First-year Fransheska Companioni-Daroch poses for a photo at the Seaver Campus overlook March 31. Companioni-Daroch moved to campus over the spring recess after two of her professors started offering in-person classes. Photo Courtesy of Fransheska Companioni-Daroch
Despite LA County’s continued restrictions on university housing, 75 students moved to campus over the spring recess, said Director of Housing Operations Robin Gore, bringing the total number of students residing on campus to 380.
This influx of students comes despite the qualifications for the hardship housing application remaining unchanged. Although administration sent out the hardship housing form numerous times during COVID-19, Gore said the recent surge may be connected to Vice President for Student Affairs Connie Horton’s March 12 email encouraging students to apply if their current situation negatively impacted their well-being, even if the University had previously rejected their application.
“Dr. Horton’s email said that we understand the effects of COVID are cumulative and that while students may not have considered their situations a hardship earlier in the year of COVID, things can change,” Gore said.
Hardship qualifications include unsafe home environments, mental health issues related to staying in home environments and specific classes requiring in-person attendance, Gore said. Student-athletes also have special allowances to live on campus.
HRL placed students who moved in over the spring recess in George Page Complex II, Gore said, and were thus not impacted by the recent rehousing of on-campus students due to COVID-19 outbreaks in Drescher and Lovernich.
First-year Fransheska Companioni-Daroch moved into George Page during the Spring Recess from her hometown of Las Vegas, Nev. — it was her first time seeing the Malibu campus in person.
“It was surreal,” she said. “It didn’t feel real. After seeing so many photos and videos online, it was like ‘Wow, this is a real place.’”
Companioni-Daroch applied to live on campus after two of her professors started offering in-person options for their classes. Companioni-Daroch said she loves living on-campus because of the welcoming students and professors she has encountered since moving and the increased independence afforded by living alone.
“Being at home, I would be stuck inside all day,” she said. “But here I can go down to the beach or I can go to main campus and that’s new scenery. Being stuck at home for the last year has been very hard on my mental health.”
Meanwhile, first-year Jackie Lopez had a different experience moving to campus March 6, about a month before the large influx of students who arrived over the spring recess. Lopez said the adjustment was somewhat difficult due to the timing of her move-in.
“I came in a time when not a lot of people were moving into George Page or were already settled in at George Page,” Lopez said. “It was a little lonely, a little hard to navigate everything that first month.”
The arrival of more students during the spring recess move-in — including some Lopez had formed friendships with virtually over the past year — significantly improved Lopez’s experience, she said.
Lopez applied after hearing that more students were, as well as following more email communication from the University, she said.

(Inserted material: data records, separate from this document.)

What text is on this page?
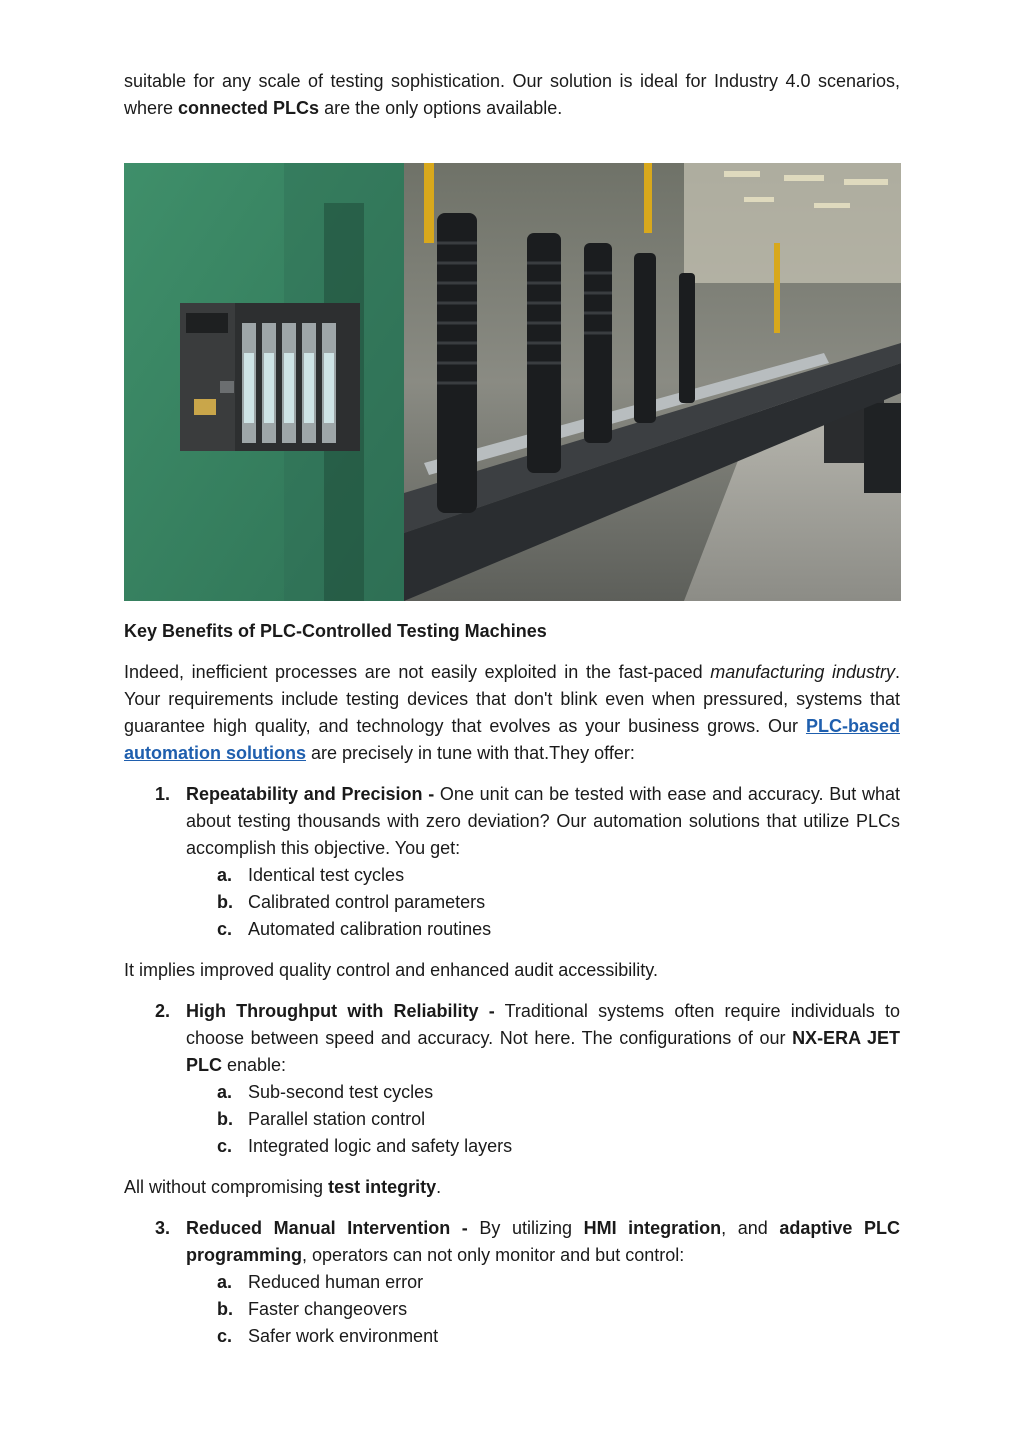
suitable for any scale of testing sophistication. Our solution is ideal for Industry 4.0 scenarios, where connected PLCs are the only options available.

Key Benefits of PLC-Controlled Testing Machines

Indeed, inefficient processes are not easily exploited in the fast-paced manufacturing industry. Your requirements include testing devices that don't blink even when pressured, systems that guarantee high quality, and technology that evolves as your business grows. Our PLC-based automation solutions are precisely in tune with that.They offer:

1. Repeatability and Precision - One unit can be tested with ease and accuracy. But what about testing thousands with zero deviation? Our automation solutions that utilize PLCs accomplish this objective. You get:
a. Identical test cycles
b. Calibrated control parameters
c. Automated calibration routines

It implies improved quality control and enhanced audit accessibility.

2. High Throughput with Reliability - Traditional systems often require individuals to choose between speed and accuracy. Not here. The configurations of our NX-ERA JET PLC enable:
a. Sub-second test cycles
b. Parallel station control
c. Integrated logic and safety layers

All without compromising test integrity.

3. Reduced Manual Intervention - By utilizing HMI integration, and adaptive PLC programming, operators can not only monitor and but control:
a. Reduced human error
b. Faster changeovers
c. Safer work environment
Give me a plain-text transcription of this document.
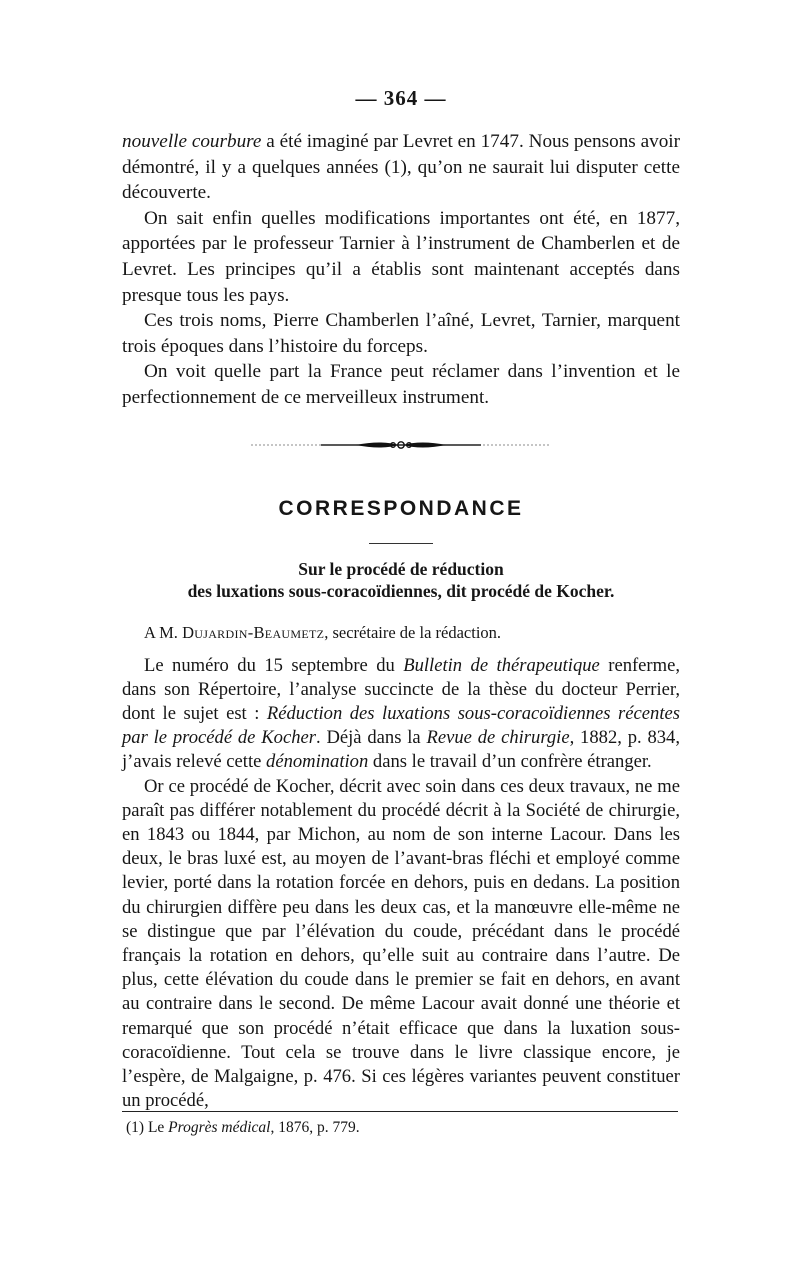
— 364 —

nouvelle courbure a été imaginé par Levret en 1747. Nous pensons avoir démontré, il y a quelques années (1), qu’on ne saurait lui disputer cette découverte.

On sait enfin quelles modifications importantes ont été, en 1877, apportées par le professeur Tarnier à l’instrument de Chamberlen et de Levret. Les principes qu’il a établis sont maintenant acceptés dans presque tous les pays.

Ces trois noms, Pierre Chamberlen l’aîné, Levret, Tarnier, marquent trois époques dans l’histoire du forceps.

On voit quelle part la France peut réclamer dans l’invention et le perfectionnement de ce merveilleux instrument.

CORRESPONDANCE
Sur le procédé de réduction
des luxations sous-coracoïdiennes, dit procédé de Kocher.
A M. Dujardin-Beaumetz, secrétaire de la rédaction.

Le numéro du 15 septembre du Bulletin de thérapeutique renferme, dans son Répertoire, l’analyse succincte de la thèse du docteur Perrier, dont le sujet est : Réduction des luxations sous-coracoïdiennes récentes par le procédé de Kocher. Déjà dans la Revue de chirurgie, 1882, p. 834, j’avais relevé cette dénomination dans le travail d’un confrère étranger.

Or ce procédé de Kocher, décrit avec soin dans ces deux travaux, ne me paraît pas différer notablement du procédé décrit à la Société de chirurgie, en 1843 ou 1844, par Michon, au nom de son interne Lacour. Dans les deux, le bras luxé est, au moyen de l’avant-bras fléchi et employé comme levier, porté dans la rotation forcée en dehors, puis en dedans. La position du chirurgien diffère peu dans les deux cas, et la manœuvre elle-même ne se distingue que par l’élévation du coude, précédant dans le procédé français la rotation en dehors, qu’elle suit au contraire dans l’autre. De plus, cette élévation du coude dans le premier se fait en dehors, en avant au contraire dans le second. De même Lacour avait donné une théorie et remarqué que son procédé n’était efficace que dans la luxation sous-coracoïdienne. Tout cela se trouve dans le livre classique encore, je l’espère, de Malgaigne, p. 476. Si ces légères variantes peuvent constituer un procédé,

(1) Le Progrès médical, 1876, p. 779.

“Earlier, I didn’t feel like I had as much of a reason, as other people, because I thought it was like very extreme cases could only apply,” Lopez said. “But then I saw more people doing it and even [started] getting emails like, ‘Hey, fill out your hardship application from Pepperdine’ and so I thought, ‘I guess, I should do that [and] give it a try.’”
While living on campus, Lopez said one of her chief concerns is catching COVID-19, which she has been more nervous about since the recent outbreaks in Lovernich and Drescher.
COVID-19 is also a major concern for senior Alexa Ray, who said the University’s enforcement of social distancing guidelines is insufficient. For example, Ray said she is aware of many students who gather in their living spaces with guests even though it is specifically disallowed.
Ray moved to campus in August because her only alternative was homelessness, she said. Ray thinks Horton’s March 12 email to students disregards COVID-19 concerns and encourages students to apply even if they don’t actually have a hardship.
“I’m really upset with Connie Horton,” Ray said. “She basically told people to use mental health excuses to get on campus. Moving on campus is not the answer. Emergency housing is for people who are homeless, like me, or their parents are abusive or something like that. It’s not because you’re burnt out of online schools and you want to go socialize.”
In an April 27 email to the Graphic, Horton wrote that this was not her intent.
“I certainly did not want students to be dishonest or ‘make up’ mental health struggles,” Horton wrote. “I was recognizing that the stress of the pandemic, and various students’ living situations could be cumulative. This pandemic has lasted well over one year now. Anxiety, depression, and overwhelming stress can build over time.”
The March 12 email was an invite for students to let Student Affairs know about current hardships, Horton wrote. She noted that situations can change, such as a parent losing a job or unhealthy family dynamics becoming more taxing on a student’s mental health over time.
Ray said she thinks the motivation behind admin’s recent encouragement for students to apply for hardship housing is financially motivated rather than coming from a place of care.
“Pepperdine admin wants money and they want to look good,” Ray said. “I feel like Pepperdine is really rushing and jumping at any opportunity they can to make themselves look like the hero, but, rather than thinking about the long run, they’re only thinking about the short run.”